I have read the other posts for this error and did not find much.

Any suggestions would be appreciated.
Thanks - -John

Posted: Wed Jun 22, 2011 7:09 am
by mhester
John,

I might have IBM support focus on the dsdlockd process. This can cause hangs like what you are experiencing. This may not be your issue, but worth the time to investigate.

We had this very issue and was related to the ownership of the dsdlockd process. We are Unix, but maybe this is a Windows issue too.

Worth a shot.

Posted: Wed Jun 22, 2011 8:16 am
by JPalatianos
Mike,
Thank you for that information. I will let IBM know and see what they come back with.
Thanks - - John

Posted: Wed Jun 22, 2011 8:22 am
by mhester
You are most welcome - report back and let us know what they find.

Posted: Wed Jun 22, 2011 11:44 am
by JPalatianos
IBM just got back with the following:

1) Patch being created to backport the environment variables - APT_PM_PLAYER_CONNECT_TIMEOUT, APT_PM_PLAYER_TIMEOUT - which will let the system keep running jobs even though it is overloaded
2) Get ETA for patch
3) Setup conference call with Prudential to explain what this patch will actually do and what suggestions we have going forward.


I will update when we have the patch available and installed.
Thanks - - John

Posted: Wed Jun 22, 2011 1:18 pm
by mhester
John,

Thanks for the update!

Posted: Mon Aug 22, 2011 1:33 pm
by JPalatianos
The latest on this issue.....IBM has narrowed the problem to the MKS toolkit.
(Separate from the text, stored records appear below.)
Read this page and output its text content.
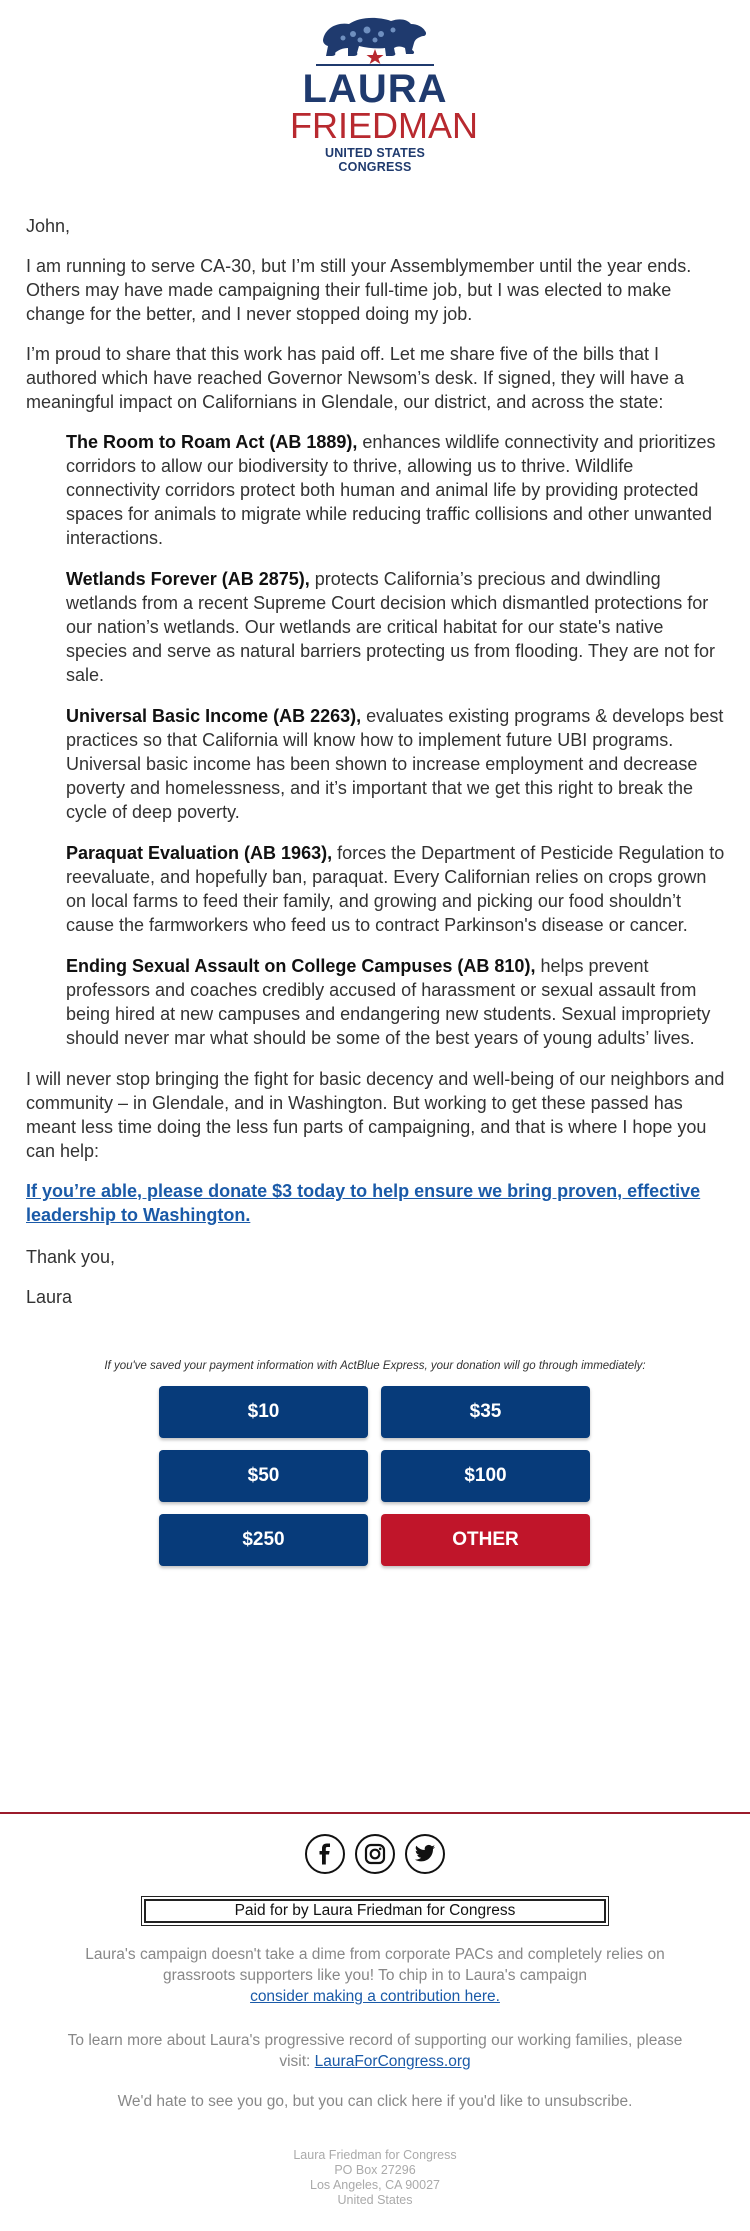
LAURA
FRIEDMAN
UNITED STATES CONGRESS

John,

I am running to serve CA-30, but I’m still your Assemblymember until the year ends. Others may have made campaigning their full-time job, but I was elected to make change for the better, and I never stopped doing my job.

I’m proud to share that this work has paid off. Let me share five of the bills that I authored which have reached Governor Newsom’s desk. If signed, they will have a meaningful impact on Californians in Glendale, our district, and across the state:

The Room to Roam Act (AB 1889), enhances wildlife connectivity and prioritizes corridors to allow our biodiversity to thrive, allowing us to thrive. Wildlife connectivity corridors protect both human and animal life by providing protected spaces for animals to migrate while reducing traffic collisions and other unwanted interactions.

Wetlands Forever (AB 2875), protects California’s precious and dwindling wetlands from a recent Supreme Court decision which dismantled protections for our nation’s wetlands. Our wetlands are critical habitat for our state's native species and serve as natural barriers protecting us from flooding. They are not for sale.

Universal Basic Income (AB 2263), evaluates existing programs & develops best practices so that California will know how to implement future UBI programs. Universal basic income has been shown to increase employment and decrease poverty and homelessness, and it’s important that we get this right to break the cycle of deep poverty.

Paraquat Evaluation (AB 1963), forces the Department of Pesticide Regulation to reevaluate, and hopefully ban, paraquat. Every Californian relies on crops grown on local farms to feed their family, and growing and picking our food shouldn’t cause the farmworkers who feed us to contract Parkinson's disease or cancer.

Ending Sexual Assault on College Campuses (AB 810), helps prevent professors and coaches credibly accused of harassment or sexual assault from being hired at new campuses and endangering new students. Sexual impropriety should never mar what should be some of the best years of young adults’ lives.

I will never stop bringing the fight for basic decency and well-being of our neighbors and community – in Glendale, and in Washington. But working to get these passed has meant less time doing the less fun parts of campaigning, and that is where I hope you can help:

If you’re able, please donate $3 today to help ensure we bring proven, effective leadership to Washington.

Thank you,

Laura

If you've saved your payment information with ActBlue Express, your donation will go through immediately:
$10	$35
$50	$100
$250	OTHER
Paid for by Laura Friedman for Congress
Laura's campaign doesn't take a dime from corporate PACs and completely relies on grassroots supporters like you! To chip in to Laura's campaign
consider making a contribution here.
To learn more about Laura's progressive record of supporting our working families, please visit: LauraForCongress.org
We'd hate to see you go, but you can click here if you'd like to unsubscribe.
Laura Friedman for Congress
PO Box 27296
Los Angeles, CA 90027
United States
They had us generate many logs for them to analyze and they should be getting back to us with a resolution.

Posted: Fri Sep 16, 2011 8:42 am
by JPalatianos
hi,
Per IBM we have appled an upgrade to our MKS toolkit (Via patch supplied to us by IBM) and 2 weeks later it seems to have taken care of our orchestrate issues.
Thanks - - John